CARACTERES DA PERFEIÇÃO
1. Amai os vossos inimigos; fazei o bem aos
que vos odeiam e orai pelos que vos perseguem e caluniam. -
Porque, se somente amardes os que vos amam que recompensa
tereis disso? Não fazem assim também os publicanos? - Se
unicamente saudardes os vossos irmãos, que fazeis com isso
mais do que outros? Não fazem o mesmo os pagãos? - Sede, pois,
vós outros, perfeitos, como perfeito é o vosso Pai celestial.
(S. MATEUS, cap. V, v. 44, 46 a 48.)
2. Pois que Deus possui a perfeição infinita em todas as
coisas, esta proposição: “Sede perfeitos, como perfeito é o
vosso Pai celestial”, tomada ao pé da letra, pressuporia a
possibilidade de atingir-se a perfeição absoluta. Se à
criatura fosse dado ser tão perfeita quanto o Criador,
tornar-se-ia ela igual a este, o que é inadmissível. Mas, os
homens a quem Jesus falava não compreenderiam essa nuança,
pelo que ele se limitou a lhes apresentar um modelo e a
dizer-lhes que se esforçassem pelo alcançar.
Aquelas palavras, portanto, devem entender-se no sentido da
perfeição relativa, a de que a Humanidade é suscetível e que
mais a aproxima da Divindade. Em que consiste essa perfeição?
Jesus o diz: “Em amarmos os nossos inimigos, em fazermos o bem
aos que nos odeiam, em orarmos pelos que nos perseguem.”
Mostra ele desse modo que a essência da perfeição é a caridade
na sua mais ampla acepção, porque implica a prática de todas
as outras virtudes.
Com efeito, se se observam os resultados de todos os vícios e,
mesmo, dos simples defeitos, reconhecer-se-á nenhum haver que
não altere mais ou menos o sentimento da caridade, porque
todos têm seu princípio no egoísmo e no orgulho, que lhes são
a negação; e isso porque tudo o que sobre-excita o sentimento
da personalidade destrói, ou, pelo menos, enfraquece os
elementos da verdadeira caridade, que são: a benevolência, a
indulgência, a abnegação e o devotamento.
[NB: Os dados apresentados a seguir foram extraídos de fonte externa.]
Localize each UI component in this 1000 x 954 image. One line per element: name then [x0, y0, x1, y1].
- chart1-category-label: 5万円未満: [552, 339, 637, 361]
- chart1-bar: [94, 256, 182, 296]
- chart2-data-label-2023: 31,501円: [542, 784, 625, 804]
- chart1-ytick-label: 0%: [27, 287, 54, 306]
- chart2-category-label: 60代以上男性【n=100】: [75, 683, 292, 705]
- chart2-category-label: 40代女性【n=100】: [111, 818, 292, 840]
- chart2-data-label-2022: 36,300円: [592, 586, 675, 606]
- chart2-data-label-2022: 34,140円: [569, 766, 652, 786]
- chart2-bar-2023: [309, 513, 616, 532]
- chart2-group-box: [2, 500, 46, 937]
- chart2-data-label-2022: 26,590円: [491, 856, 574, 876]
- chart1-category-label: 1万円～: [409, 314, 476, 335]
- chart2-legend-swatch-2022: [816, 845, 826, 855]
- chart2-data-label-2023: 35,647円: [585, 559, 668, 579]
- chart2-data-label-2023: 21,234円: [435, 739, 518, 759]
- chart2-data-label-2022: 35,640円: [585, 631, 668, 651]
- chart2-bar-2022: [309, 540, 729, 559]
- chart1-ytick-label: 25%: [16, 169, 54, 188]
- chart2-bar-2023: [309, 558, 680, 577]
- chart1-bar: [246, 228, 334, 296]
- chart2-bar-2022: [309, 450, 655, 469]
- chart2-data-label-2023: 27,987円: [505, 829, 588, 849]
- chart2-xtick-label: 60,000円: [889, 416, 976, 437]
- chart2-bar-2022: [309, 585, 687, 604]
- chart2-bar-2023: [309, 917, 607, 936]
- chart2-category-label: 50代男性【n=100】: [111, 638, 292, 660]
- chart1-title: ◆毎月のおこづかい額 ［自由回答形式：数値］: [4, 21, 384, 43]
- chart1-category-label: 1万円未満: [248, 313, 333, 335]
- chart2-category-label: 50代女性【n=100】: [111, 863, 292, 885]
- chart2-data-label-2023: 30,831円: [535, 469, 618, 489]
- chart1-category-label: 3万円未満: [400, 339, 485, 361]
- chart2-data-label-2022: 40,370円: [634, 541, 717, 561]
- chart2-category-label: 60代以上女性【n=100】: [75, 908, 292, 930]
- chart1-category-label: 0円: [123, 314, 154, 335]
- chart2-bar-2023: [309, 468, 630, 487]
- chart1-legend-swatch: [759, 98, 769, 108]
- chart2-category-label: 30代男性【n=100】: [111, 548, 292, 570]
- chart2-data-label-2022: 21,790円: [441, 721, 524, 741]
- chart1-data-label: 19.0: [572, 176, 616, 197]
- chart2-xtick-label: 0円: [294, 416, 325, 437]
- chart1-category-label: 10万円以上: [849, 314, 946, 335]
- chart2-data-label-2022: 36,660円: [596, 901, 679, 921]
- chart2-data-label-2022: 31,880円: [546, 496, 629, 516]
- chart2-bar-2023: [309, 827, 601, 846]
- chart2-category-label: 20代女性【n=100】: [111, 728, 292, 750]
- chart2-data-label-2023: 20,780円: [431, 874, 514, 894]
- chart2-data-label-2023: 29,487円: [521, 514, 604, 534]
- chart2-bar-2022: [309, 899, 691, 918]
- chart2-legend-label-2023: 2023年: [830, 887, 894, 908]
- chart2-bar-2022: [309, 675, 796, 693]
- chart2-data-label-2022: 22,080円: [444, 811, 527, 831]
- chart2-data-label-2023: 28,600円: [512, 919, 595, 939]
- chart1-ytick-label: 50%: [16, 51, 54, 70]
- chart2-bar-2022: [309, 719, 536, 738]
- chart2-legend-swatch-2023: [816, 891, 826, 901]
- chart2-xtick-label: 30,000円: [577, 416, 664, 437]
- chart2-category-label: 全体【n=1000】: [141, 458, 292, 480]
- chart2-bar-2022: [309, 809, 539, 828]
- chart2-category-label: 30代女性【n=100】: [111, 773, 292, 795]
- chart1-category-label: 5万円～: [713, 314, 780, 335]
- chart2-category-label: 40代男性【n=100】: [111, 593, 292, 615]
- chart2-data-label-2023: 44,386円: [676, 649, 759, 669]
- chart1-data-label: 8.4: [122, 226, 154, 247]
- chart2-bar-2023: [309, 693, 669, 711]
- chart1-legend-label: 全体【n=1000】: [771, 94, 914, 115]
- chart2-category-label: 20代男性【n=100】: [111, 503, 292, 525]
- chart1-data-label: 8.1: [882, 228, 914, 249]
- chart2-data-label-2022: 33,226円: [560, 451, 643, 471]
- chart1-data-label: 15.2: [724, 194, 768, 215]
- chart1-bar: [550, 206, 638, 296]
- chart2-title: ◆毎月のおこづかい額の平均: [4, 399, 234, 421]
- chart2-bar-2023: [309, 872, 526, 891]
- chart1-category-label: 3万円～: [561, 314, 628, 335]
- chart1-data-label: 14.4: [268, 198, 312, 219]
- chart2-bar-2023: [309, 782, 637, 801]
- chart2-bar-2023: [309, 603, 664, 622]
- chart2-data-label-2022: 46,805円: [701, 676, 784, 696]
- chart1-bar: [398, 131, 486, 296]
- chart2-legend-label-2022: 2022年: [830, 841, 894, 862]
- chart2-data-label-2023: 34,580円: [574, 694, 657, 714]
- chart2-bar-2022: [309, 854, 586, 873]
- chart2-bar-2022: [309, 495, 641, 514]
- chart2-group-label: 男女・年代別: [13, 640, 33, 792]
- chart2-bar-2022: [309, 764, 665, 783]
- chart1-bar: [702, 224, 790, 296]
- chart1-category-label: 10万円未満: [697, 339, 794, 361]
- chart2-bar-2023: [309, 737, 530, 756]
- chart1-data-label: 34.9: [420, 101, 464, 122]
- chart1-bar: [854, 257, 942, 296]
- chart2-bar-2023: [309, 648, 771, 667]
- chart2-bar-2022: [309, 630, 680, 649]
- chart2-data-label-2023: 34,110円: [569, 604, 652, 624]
Não podendo o amor
do próximo, levado até ao amor dos inimigos, aliar-se a nenhum
defeito contrário à caridade, aquele amor é sempre, portanto,
indício de maior ou menor superioridade moral, donde decorre
que o grau da perfeição está na razão direta da sua extensão.
Foi por isso que Jesus, depois de haver dado a seus discípulos
as regras da caridade, no que tem de mais sublime, lhes disse:
“Sede perfeitos, como perfeito é vosso Pai celestial.”